Alien3

David Fincher, USA, 1992, 110 minutes

Poor Ripley. It's a shame for her. If having all her shipmates messily massacred, and discovering her employers were behind it, in Alien wasn't bad enough, she was returned to Earth to find out her daughter had grown old and died in the fifty odd years she drifted before Aliens. In that film she was so haunted by her experiences that she had to go out again to fight a whole colony of them. Her employers then tried to incubate one in her and she up having to fight the mother alien, one bitchy piece of slime.

Without giving away the start of Alien3, suffice to say that it's A Real Bummer for her. She shortly finds herself on the prison colony Fury 161, home to an all-male sect of violent repeat offenders who have turned to religion in their own twisted way.

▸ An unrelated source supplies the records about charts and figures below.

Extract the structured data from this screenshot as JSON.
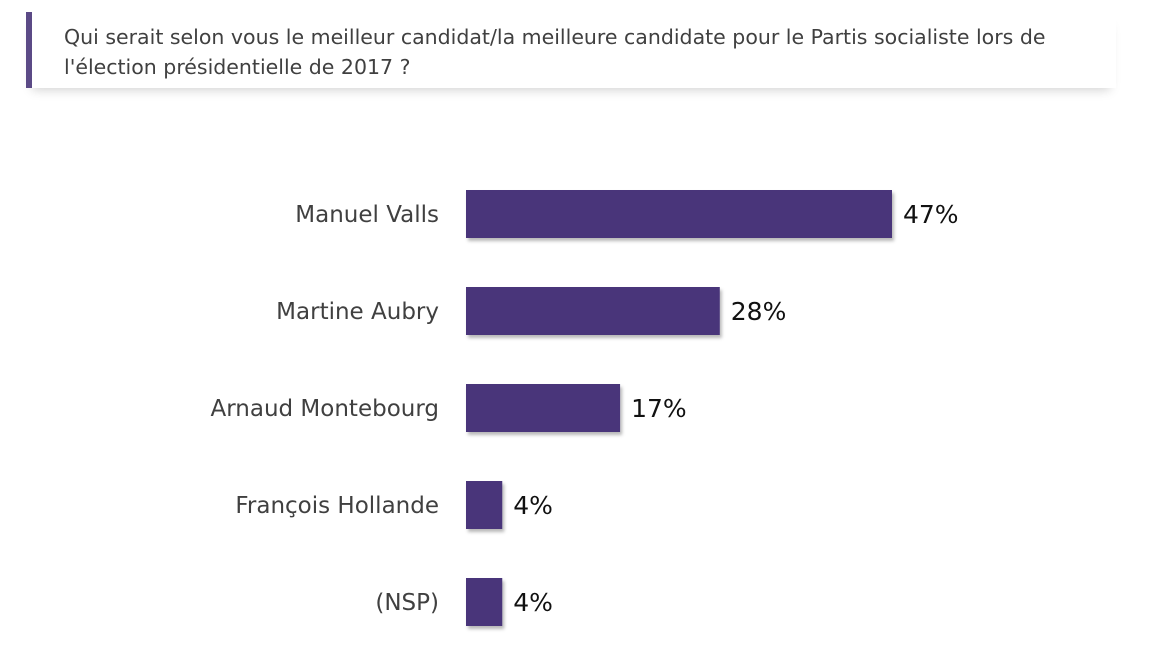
{
  "question": {
    "text": "Qui serait selon vous le meilleur candidat/la meilleure candidate pour le Partis socialiste lors de l'élection présidentielle de 2017 ?"
  },
  "colors": {
    "bar": "#48357a",
    "accent": "#5b4a86"
  },
  "chart_data": {
    "type": "bar",
    "orientation": "horizontal",
    "categories": [
      "Manuel Valls",
      "Martine Aubry",
      "Arnaud Montebourg",
      "François Hollande",
      "(NSP)"
    ],
    "values": [
      47,
      28,
      17,
      4,
      4
    ],
    "value_labels": [
      "47%",
      "28%",
      "17%",
      "4%",
      "4%"
    ],
    "unit": "%",
    "xlim": [
      0,
      100
    ],
    "grid": false,
    "legend": "none"
  }
}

Things are bad enough, for she is a kind of alien here. Then a couple of horrible deaths provide the premonition, and yap, one of them nasty slimy sorts is around. Transport? None. Weapons? The odd kitchen knife. Couple of fire axes. This is a prison, remember. Just as things are hitting an all-time low, Ripley finds out something even worse.

Despite the title's promised two new dimensions of acid-blooded terror, Alien3 is much more like the original, with a single alien creeping around those omnipresent ventilation ducts. Yuck value is provided by several close-up injections, bits of dog, and large pieces of churning machinery. Ripley's relationship with several inmates is interesting, fleshing her out beyond the butch "woman's woman" stereotype. Also worth a mention is the unusually high "fuck" count. First-time director David Fincher has stamped his own style on this film and it's worth watching. Check it out, but be careful what you sit beneath.